Examples of the biopsychosocial model
To understand a person’s mental health, we need to look at all the things that affect them, both positively and negatively, so we can get a better idea of their overall health and well-being.
The biopsychosocial approach takes a systematic look at how biological, psychological, and social factors affect health and illness and how they interact with each other.
Biopsychosocial model example
For an example of the biopsychosocial model, let’s say Maria has an accident that limits her right arm’s movement. This biological change could affect how she feels about herself, leading to anxiety or depression in some situations.
Maria could go through a lot of different mental changes. For example, she might have lower self-esteem, fear being judged, or feel like she isn’t good enough in her job or life.
These changes in her thoughts could lead to changes in her actions, like avoiding certain situations, staying at home, or quitting her job. But, on the other hand, as she keeps doing these things, her injury could get worse, or she could feel more depression and anxiety.
Maria’s role in her home could be a social factor for her. Maybe Maria is a new mom. If she hurts her arm, she might be unable to take care of her new baby. Maria might have trouble with her husband or other family members if she can’t fill this social role. This stress could lead to more physical or mental problems.
Maria’s biological state changed, which changed her mental state and how she interacted with other people, which in turn changed Maria’s biological state again.

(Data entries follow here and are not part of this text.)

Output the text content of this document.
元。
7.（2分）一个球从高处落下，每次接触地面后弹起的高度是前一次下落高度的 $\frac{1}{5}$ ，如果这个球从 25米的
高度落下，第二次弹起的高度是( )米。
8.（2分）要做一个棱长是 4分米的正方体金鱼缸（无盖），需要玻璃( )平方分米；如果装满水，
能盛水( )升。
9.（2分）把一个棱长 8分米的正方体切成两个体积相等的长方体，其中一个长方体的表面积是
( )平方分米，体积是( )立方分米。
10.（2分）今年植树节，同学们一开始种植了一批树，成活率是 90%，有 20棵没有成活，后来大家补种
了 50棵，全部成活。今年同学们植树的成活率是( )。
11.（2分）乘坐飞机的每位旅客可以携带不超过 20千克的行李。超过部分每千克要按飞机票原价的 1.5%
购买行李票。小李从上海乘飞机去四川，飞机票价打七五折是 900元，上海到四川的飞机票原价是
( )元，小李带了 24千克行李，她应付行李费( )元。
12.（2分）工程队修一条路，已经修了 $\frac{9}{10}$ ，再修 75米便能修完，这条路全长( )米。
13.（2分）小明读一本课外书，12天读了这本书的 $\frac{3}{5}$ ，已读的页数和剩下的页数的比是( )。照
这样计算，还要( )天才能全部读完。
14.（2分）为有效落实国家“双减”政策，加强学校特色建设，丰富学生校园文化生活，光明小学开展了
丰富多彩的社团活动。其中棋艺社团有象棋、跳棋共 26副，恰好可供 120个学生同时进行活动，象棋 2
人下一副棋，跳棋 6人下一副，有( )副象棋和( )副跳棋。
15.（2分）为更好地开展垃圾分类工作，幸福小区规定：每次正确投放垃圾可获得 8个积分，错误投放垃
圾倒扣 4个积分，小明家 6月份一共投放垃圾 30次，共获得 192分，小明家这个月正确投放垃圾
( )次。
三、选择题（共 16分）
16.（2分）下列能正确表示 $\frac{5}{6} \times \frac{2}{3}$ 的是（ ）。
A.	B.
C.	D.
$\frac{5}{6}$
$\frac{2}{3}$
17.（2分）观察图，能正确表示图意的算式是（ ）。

Doctors, social workers, and psychiatrists can get more personalized information about Maria by using all three parts of the biopsychosocial model together. The broader range of information clarifies the treatment plan and makes it easier to track how it’s being carried out and coordinate preventive care after treatment.
As a result, a complete analysis and treatment plan are made.
Biopsychosocial approach meaning
George Engel created the biopsychosocial model in the 1970s. The model explains how biology, psychology, and social interactions affect health and disease. However, many model features cannot be proven or explored experimentally. Therefore it’s more of a philosophy than a science.
The biopsychosocial model tries to comprehend patient suffering and disease on sociocultural and biological levels. At the time, science had become reductionistic, analytical, and specialized.
Many mid-20th-century doctors began to view their patients as objects rather than humans, which led to the birth of the biopsychosocial model. George Engel believes medicine has become dehumanized.
The biopsychosocial perspective is so helpful because it explains how some “healthy” people can get mental illnesses and why some people are more likely to get mental illnesses than others.
People who are mentally healthy probably work out, have a positive attitude and have strong social ties, but that doesn’t mean they can’t get sick.
The biopsychosocial perspective shows that even if a person is mentally healthy at some point in life, they can still get mental illness if their biopsychosocial balance is upset.
Well, I hope you all understand the biopsychosocial model approach and examples.